From prioritization to empowerment
Traditional portfolio management often emphasizes ranking projects and allocating budgets. In today’s agile environments, this approach is evolving. Now, product teams present ideas with data and business cases while product owners and business directors assume greater responsibility for their domains, especially for independent work.
Meanwhile central portfolio discussions become more strategic, focusing on value creation, resource allocation, and high-level roadmaps rather than micromanaging every detail. A major part of this is to shift the central portfolio focus away from micromanaging and to make it more about strategic guidance.
Multimodality
Organizations should look to use a so-called multimodality framework to classify business activities and their supporting IT based on their character and strategic value. This model categorizes activities by their dynamics and distinctiveness, aiding strategic choices and fostering focus and alignment among teams.
Different modalities benefit from different working styles. For instance, structured project approaches suit generic, stable activities, while unique and dynamic activities flourish within autonomous teams focused on learning and innovation. This clarity helps organizations manage their digital portfolio effectively and integrally.
The Portfolio Game
One way to test out balancing priorities is through a hands-on simulation experience. Anderson MacGyver runs their own Portfolio Game, in which leadership teams can explore the art of prioritizing the right things in the course of change initiatives.
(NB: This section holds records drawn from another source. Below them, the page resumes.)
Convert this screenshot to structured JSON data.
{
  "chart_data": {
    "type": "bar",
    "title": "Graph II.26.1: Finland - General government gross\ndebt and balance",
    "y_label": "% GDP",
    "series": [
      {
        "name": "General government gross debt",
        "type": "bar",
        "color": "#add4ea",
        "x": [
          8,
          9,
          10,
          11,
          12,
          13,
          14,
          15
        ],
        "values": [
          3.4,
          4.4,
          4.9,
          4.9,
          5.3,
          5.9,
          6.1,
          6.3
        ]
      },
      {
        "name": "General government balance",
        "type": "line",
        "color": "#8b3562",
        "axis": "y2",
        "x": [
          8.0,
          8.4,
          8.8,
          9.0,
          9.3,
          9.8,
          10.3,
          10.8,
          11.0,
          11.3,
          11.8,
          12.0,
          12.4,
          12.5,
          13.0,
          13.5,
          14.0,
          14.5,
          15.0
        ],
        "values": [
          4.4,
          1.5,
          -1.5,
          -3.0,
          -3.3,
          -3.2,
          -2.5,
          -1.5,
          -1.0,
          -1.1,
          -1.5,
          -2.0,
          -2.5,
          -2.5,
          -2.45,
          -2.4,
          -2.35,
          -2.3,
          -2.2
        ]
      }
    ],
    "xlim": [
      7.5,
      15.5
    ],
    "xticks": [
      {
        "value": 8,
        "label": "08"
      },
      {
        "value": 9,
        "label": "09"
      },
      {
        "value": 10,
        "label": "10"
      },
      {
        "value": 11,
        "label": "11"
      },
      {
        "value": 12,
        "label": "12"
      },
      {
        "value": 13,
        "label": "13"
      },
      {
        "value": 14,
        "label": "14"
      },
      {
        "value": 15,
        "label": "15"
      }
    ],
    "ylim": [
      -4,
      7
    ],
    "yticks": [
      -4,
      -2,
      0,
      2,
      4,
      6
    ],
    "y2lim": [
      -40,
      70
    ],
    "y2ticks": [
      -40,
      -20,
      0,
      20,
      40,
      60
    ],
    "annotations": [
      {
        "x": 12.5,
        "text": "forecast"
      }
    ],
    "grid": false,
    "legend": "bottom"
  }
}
The Portfolio Game covers the most important parts of portfolio management, like how to make smart and timely decisions while under significant pressure. Leaders can learn to grapple with real-world constraints like limited IT capacity, competing interests, and strategies that shift over time.
Participants in this kind of simulation learn the true complexity of portfolio management, how to distinguish between different types of initiatives, and how to collaborate across teams. Leaders can learn lessons on prioritizing based on strategy, not instinct, and how to accelerate value creation.
The learnings from the Portfolio Game can benefit C-level leaders, portfolio managers, and tech or data teams. Four to eight participants take part in a team, and multiple teams can play against each other. A facilitator guides the process to boost insight and engagement.
“The Portfolio Game turns abstract strategy into concrete experience. It creates a safe, engaging space to test priorities, feel the pressure of limited capacity, and align around what truly drives value,” says Wieringa. “Participants leave the game with stronger alignment between business and IT, a deeper appreciation of prioritization challenges, and actionable ideas for evolving their portfolio practice.”